Tarım Bakanı Mehdi Eker'in GDO ile ilgili eleştirilere kulak vermesini, kendisine “acaba” sorusunu sıkça yöneltmesini bekliyoruz.
II-
Başlığı durduk yere atmadım. Kitabevi yayınları Prof.Dr. Emine Gürsoy Naskali editörlüğünde çok çarpıcı tematik kitaplar yayınlıyor. Şu aralar “Beden Kitabı”nı okuyorum. Kitabın içinde birbirinden ilginç makaleler var. Bu makalelerden biri de İnönü Üniversitesi Eğitim Fakültesi bölümü öğretim görevlilerinden Yrd. Doç.Dr Makbule Sarıkaya'ya ait olan “Gürbüz Türk Çocuğu”

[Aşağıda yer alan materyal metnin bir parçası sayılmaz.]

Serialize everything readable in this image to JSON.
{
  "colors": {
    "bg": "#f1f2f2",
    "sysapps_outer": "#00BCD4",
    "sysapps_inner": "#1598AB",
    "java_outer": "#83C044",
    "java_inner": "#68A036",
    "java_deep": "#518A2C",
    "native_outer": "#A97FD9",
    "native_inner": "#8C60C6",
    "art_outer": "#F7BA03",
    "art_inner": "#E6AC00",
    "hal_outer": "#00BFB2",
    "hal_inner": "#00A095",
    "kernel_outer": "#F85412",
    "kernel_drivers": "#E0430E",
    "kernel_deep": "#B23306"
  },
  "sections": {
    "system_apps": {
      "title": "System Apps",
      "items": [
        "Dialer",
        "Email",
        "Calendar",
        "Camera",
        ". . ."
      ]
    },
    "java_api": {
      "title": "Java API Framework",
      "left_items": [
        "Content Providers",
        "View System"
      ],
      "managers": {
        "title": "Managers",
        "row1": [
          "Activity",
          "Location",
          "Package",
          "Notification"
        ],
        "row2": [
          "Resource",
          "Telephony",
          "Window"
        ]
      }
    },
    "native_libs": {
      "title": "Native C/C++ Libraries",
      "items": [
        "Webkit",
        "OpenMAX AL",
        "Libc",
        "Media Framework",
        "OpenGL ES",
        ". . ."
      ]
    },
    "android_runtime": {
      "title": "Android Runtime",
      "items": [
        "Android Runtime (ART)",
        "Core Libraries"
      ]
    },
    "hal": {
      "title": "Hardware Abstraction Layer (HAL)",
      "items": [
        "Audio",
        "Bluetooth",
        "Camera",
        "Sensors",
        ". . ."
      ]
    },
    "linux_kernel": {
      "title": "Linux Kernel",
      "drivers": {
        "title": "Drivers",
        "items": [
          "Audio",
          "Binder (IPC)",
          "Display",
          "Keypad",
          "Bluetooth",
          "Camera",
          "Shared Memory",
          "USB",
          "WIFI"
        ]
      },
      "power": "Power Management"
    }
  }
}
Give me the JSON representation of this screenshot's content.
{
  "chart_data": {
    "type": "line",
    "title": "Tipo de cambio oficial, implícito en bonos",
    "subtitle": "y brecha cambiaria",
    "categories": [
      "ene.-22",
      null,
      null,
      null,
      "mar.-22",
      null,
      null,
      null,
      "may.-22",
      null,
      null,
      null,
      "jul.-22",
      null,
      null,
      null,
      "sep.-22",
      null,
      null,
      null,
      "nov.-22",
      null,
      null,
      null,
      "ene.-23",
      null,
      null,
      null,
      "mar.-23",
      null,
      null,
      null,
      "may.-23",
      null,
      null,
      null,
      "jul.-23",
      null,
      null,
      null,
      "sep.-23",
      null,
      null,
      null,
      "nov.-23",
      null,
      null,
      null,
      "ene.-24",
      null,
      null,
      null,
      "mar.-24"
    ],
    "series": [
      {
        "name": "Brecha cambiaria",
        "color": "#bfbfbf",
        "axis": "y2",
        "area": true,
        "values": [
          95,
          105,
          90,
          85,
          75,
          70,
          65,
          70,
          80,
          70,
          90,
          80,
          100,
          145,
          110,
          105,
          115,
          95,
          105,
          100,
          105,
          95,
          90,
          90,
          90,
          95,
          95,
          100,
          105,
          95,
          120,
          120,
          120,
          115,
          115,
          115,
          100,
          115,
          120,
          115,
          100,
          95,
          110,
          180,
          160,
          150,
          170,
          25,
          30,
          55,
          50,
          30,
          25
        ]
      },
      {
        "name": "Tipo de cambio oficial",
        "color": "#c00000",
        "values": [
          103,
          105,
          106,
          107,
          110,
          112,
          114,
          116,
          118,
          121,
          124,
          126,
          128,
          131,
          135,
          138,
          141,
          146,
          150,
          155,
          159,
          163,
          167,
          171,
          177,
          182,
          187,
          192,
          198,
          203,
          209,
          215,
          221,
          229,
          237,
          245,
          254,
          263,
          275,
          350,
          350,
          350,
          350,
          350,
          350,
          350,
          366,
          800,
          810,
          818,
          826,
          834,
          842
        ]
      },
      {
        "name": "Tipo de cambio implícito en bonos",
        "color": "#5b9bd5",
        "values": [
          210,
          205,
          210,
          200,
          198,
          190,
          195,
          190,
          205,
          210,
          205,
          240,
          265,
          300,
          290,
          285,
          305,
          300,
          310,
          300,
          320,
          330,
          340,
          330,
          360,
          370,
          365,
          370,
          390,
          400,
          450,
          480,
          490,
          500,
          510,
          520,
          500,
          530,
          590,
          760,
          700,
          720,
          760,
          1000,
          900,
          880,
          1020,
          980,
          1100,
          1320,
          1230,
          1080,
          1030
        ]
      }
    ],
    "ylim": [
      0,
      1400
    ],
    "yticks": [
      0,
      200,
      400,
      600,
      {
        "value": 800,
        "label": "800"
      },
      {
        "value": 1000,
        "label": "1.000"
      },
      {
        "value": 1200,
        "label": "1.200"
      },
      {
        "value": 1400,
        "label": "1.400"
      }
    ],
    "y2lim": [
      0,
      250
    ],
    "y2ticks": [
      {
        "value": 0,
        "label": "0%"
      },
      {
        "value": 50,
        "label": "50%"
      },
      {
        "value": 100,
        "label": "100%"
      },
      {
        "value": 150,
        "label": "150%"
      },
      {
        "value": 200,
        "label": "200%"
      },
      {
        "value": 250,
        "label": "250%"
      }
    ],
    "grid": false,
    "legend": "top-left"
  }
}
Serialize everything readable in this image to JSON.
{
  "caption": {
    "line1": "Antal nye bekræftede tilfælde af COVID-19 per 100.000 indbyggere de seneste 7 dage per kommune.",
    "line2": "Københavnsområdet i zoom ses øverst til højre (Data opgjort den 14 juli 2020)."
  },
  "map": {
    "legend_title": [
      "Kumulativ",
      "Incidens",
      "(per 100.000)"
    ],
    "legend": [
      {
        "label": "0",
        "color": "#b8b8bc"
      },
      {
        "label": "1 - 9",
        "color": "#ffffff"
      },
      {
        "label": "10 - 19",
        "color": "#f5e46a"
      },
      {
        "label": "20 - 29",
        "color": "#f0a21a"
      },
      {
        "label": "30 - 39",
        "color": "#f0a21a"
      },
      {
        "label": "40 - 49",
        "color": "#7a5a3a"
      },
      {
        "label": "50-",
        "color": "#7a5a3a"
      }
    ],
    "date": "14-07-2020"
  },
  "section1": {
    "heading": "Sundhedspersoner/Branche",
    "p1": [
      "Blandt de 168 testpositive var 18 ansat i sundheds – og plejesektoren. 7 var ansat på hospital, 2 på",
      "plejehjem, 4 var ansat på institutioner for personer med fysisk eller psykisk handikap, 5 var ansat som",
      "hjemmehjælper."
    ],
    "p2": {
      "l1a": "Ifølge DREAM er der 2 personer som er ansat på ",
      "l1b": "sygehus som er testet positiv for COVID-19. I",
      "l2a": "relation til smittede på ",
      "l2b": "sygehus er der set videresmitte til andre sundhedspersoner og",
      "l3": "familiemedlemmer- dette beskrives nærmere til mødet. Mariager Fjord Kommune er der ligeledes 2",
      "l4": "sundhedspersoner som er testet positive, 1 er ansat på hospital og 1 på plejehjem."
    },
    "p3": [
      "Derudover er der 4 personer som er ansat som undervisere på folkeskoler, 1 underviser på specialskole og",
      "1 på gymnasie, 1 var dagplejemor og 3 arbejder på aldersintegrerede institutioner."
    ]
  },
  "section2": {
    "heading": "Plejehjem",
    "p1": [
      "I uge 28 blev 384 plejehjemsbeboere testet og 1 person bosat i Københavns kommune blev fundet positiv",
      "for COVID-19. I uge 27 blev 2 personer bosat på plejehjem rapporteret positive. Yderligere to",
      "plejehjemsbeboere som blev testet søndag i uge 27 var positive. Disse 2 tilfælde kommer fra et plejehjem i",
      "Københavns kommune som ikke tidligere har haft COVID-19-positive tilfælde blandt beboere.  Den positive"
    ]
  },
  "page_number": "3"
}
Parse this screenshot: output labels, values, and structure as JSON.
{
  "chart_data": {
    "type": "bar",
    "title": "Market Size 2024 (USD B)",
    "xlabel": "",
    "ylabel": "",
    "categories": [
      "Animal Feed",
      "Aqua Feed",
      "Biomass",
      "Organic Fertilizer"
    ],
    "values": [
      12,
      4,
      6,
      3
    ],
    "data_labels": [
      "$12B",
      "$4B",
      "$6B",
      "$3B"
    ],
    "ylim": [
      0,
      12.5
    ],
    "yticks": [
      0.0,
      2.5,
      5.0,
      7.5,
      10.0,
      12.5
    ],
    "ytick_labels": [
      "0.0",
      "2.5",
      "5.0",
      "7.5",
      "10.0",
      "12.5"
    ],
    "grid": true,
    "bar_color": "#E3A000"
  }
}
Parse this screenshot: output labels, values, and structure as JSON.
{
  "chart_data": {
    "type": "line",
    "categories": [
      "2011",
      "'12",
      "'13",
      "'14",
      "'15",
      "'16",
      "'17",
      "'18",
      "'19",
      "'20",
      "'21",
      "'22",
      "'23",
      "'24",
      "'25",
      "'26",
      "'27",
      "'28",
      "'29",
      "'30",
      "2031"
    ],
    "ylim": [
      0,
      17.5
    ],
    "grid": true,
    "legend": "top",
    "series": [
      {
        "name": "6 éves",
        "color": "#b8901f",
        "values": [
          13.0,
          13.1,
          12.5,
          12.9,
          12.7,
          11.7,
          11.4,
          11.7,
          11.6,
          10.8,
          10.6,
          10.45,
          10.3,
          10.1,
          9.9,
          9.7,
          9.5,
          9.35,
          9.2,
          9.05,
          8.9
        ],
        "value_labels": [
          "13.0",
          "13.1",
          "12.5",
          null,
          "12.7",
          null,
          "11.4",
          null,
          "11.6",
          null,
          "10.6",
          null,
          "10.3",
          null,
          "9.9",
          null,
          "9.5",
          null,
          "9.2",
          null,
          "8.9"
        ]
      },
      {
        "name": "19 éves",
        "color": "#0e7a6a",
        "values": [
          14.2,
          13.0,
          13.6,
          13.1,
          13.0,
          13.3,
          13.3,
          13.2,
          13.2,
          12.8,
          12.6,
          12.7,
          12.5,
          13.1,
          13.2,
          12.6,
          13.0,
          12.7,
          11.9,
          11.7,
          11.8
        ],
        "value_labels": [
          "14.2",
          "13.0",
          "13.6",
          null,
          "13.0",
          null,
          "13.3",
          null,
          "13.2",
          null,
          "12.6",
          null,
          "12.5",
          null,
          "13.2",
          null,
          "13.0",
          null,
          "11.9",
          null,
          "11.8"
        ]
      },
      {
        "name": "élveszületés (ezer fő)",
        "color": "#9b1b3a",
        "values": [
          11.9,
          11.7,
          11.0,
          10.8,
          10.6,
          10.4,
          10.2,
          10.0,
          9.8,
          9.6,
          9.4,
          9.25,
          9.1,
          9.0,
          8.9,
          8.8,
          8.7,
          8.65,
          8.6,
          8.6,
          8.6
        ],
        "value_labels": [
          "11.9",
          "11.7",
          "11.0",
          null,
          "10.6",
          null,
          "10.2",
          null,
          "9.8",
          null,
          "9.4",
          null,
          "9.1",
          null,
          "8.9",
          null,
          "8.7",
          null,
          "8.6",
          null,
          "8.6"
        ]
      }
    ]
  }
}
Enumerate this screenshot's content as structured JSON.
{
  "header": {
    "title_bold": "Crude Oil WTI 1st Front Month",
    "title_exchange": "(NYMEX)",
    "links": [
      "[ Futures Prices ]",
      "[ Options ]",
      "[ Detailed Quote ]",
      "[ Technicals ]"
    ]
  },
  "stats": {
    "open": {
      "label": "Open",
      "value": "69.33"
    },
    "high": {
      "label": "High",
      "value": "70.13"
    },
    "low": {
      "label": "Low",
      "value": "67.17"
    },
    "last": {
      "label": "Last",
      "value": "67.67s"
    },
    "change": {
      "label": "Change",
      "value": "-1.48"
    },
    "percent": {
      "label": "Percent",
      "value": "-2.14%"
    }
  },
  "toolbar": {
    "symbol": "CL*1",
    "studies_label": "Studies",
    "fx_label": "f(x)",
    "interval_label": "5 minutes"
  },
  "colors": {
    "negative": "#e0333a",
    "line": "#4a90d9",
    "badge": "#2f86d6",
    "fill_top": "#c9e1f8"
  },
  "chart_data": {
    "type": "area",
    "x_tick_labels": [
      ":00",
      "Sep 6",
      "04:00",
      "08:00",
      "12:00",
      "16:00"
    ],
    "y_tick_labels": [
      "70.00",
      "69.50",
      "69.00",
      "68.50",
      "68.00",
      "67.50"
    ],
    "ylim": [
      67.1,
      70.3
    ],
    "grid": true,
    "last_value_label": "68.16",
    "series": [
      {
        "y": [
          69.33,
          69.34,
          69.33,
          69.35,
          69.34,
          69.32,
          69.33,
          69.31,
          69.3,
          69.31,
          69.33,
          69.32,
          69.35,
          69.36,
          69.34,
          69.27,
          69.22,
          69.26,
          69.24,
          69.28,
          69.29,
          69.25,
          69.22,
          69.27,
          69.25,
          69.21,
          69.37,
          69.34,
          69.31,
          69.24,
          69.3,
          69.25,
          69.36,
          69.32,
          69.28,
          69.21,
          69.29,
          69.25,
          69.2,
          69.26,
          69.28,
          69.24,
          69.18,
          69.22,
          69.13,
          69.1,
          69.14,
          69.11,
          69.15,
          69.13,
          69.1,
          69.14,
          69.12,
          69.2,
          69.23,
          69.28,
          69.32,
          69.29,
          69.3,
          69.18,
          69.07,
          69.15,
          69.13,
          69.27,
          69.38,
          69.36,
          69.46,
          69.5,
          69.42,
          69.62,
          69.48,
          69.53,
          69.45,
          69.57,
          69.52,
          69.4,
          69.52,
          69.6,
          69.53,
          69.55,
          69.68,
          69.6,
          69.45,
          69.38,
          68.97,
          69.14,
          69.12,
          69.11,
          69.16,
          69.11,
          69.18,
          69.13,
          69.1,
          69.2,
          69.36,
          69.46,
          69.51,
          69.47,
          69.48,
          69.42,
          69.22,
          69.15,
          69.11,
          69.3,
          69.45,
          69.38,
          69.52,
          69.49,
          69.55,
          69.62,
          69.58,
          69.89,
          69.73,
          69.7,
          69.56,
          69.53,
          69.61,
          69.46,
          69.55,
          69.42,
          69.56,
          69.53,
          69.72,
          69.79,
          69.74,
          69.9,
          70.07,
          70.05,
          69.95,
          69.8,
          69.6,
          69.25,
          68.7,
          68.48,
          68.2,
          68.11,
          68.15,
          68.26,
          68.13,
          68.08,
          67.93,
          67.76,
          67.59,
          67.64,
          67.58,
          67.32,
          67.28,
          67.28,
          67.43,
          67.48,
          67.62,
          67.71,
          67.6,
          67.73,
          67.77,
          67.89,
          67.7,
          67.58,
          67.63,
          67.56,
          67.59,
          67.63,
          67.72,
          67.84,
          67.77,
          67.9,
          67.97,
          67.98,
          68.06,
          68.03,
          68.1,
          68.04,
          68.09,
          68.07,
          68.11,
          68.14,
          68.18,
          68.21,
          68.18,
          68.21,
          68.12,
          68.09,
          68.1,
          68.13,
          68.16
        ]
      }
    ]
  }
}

Cumhuriyetin ilk yıllarında sağlıklı bir nesil yetiştirilebilmesi için bir dernek kuruluyor: Türkiye Himayeyi-i Efdal Cemiyeti. “Gürbüz Türk Çocuğu” bu cemiyetin çıkartmış olduğu bir dergi. Sağlıklı nesiller yetiştirmek için dönemin idealist doktorları okuyuculardan gelen mektupları cevaplıyor. “Sağlam kafanın sağlam vücutta bulunması” için hem mesailerini hem kalemlerini seferber ediyor doktorlar.
Bir defa daha tekrarlamakta fayda var: Sağlık politikalarını gündelik siyasete peşkeş çekmeyelim. Bu konuda en büyük sorumluluk medyaya ve siyasilere düşüyor elbet. Fakat sağlık söz konusu olduğunda siyasilere de medyaya da doğru bilgiyi, geniş bir bakış açısını sağlayacak idealist ve entellektüel doktorlara ihtiyacımız var. Bu gün sağlık sektöründe eksik olan işte bu! “Hayatın değeri” ni, entelektüel boyutta tartışabilecek doktor sayısı o kadar az ki!
Umarım domuz gribi aşısı Türk Tabipler Birliği için bir dönüm noktası olur.
Sağlık hakkında “sağlıklı” bilgiler almak hepimizin hakkı!!!